Would cadnium plated perforated steel be unsafe to use for roasting coffee? Someone told me that welding it would be un wise, but coffee roasts at about 500 degrees farenheit. thanks for any help with this
   theron - Tuesday, 03/22/05 22:43:44 EST

Theron - My personal opinion as a metallurgist - DON'T. Cadmium is a particularly nasty metal that you do not want anywhere near food or anything else you ingest or breathe. Traditional finishes for steel cooking/processing implements include tinplate, enamel, oil coated similar to seasoning a cast iron frying pan (wears off & has to be renewed), zinc coated for older items such as meat grinders. At 500 F, zinc will probably fume off, I'd go with plain steel or if you want corrosion resistance stainless.

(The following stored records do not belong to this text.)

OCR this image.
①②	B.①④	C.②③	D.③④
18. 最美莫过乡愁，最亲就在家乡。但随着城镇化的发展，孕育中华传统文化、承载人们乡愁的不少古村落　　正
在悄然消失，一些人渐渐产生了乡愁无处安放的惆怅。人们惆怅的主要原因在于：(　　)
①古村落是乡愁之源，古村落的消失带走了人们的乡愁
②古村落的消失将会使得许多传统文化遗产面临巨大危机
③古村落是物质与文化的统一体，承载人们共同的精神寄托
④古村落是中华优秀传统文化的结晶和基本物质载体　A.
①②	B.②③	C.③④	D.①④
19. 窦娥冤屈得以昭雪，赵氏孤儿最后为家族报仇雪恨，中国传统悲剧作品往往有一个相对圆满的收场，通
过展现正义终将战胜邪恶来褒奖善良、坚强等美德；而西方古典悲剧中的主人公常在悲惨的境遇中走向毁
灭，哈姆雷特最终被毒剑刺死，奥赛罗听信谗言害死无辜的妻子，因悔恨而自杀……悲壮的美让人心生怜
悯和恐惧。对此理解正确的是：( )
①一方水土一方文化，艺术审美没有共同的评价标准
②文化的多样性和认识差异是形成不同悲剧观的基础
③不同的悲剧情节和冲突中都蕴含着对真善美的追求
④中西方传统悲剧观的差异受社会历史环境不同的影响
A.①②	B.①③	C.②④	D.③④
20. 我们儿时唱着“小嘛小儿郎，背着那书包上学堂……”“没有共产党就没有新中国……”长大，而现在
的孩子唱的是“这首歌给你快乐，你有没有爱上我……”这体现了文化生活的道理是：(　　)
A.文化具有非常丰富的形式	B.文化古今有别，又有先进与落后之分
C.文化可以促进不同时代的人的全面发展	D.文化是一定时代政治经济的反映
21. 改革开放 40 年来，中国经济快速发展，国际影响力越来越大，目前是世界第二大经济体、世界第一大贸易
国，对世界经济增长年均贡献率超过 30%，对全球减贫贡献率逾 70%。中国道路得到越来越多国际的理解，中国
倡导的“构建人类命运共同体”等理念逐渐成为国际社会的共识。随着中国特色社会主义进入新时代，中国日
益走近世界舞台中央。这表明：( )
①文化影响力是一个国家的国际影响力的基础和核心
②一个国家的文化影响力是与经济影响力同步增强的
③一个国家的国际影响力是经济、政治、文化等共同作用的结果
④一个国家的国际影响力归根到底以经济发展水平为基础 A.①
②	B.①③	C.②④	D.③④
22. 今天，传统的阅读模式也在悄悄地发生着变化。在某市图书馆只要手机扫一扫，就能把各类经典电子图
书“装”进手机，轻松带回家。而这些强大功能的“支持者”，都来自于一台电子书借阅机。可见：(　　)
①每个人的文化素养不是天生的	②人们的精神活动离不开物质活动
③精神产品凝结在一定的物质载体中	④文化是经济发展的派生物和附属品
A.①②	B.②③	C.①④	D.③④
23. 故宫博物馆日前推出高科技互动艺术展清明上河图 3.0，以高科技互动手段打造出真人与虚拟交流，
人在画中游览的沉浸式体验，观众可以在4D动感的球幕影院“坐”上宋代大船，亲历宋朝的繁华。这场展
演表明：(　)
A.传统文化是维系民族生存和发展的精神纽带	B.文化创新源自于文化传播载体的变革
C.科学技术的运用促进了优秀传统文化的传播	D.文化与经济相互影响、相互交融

   - Gavainh - Wednesday, 03/23/05 00:04:25 EST

Theron, Cadnium is a very toxic heavy metal and is used to protect hardware and various items from rust. Due to its toxicity it has been replaced by zinc for all but some military uses. With heavy metals you do not only worry about it gassing off due to heat but simply being absorbed by organic oils at room temperature. Cooking with cad plated utencils could be deadly. There is no cure for cadnium poisioning and death is the usual result.